Exact minimax risk for linear least squares, and the lower tail of sample covariance matrices

We consider random-design linear prediction and related questions on the lower tail of random matrices. It is known that, under boundedness constraints, the minimax risk is of order $d/n$ in dimension $d$ with $n$ samples. Here, we study the minimax expected excess risk over the full linear class, depending on the distribution of covariates. First, the least squares estimator is exactly minimax optimal in the well-specified case, for every distribution of covariates. We express the minimax risk in terms of the distribution of statistical leverage scores of individual samples, and deduce a minimax lower bound of $d/(n-d+1)$ for any covariate distribution, nearly matching the risk for Gaussian design.
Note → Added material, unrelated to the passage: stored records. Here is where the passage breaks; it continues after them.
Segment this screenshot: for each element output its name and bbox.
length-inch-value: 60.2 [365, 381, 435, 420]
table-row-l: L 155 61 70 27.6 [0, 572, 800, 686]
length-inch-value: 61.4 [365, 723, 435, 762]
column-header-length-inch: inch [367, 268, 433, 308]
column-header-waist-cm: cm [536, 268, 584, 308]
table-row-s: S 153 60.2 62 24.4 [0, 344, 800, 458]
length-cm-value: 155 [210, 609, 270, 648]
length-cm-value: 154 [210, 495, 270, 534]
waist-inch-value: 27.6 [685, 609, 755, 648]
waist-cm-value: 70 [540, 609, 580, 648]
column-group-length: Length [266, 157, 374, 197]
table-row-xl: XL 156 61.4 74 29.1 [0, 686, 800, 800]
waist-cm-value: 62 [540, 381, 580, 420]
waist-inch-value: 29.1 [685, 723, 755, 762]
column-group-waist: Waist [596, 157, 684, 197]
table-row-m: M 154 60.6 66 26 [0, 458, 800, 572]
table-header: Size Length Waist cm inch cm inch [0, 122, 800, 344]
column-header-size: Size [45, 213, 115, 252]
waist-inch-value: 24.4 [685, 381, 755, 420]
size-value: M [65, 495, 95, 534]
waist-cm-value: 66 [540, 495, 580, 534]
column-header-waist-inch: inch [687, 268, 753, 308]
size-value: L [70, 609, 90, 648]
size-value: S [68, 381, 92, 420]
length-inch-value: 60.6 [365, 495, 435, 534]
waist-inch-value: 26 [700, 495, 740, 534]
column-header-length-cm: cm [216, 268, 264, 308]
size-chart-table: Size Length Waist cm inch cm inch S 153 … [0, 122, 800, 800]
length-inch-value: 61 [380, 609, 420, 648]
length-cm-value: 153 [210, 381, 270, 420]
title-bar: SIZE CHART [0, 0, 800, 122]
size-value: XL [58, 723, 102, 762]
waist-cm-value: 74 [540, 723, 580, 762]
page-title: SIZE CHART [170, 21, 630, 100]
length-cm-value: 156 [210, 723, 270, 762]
We then obtain sharp nonasymptotic upper bounds for covariates that satisfy a "small ball"-type regularity condition in both well-specified and misspecified cases. Our main technical contribution is the study of the lower tail of the smallest singular value of empirical covariance matrices at small values. We establish a lower bound on this lower tail, valid for any distribution in dimension $d \geq 2$, together with a matching upper bound under a necessary regularity condition. Our proof relies on the PAC-Bayes technique for controlling empirical processes, and extends an analysis of Oliveira devoted to a different part of the lower tail.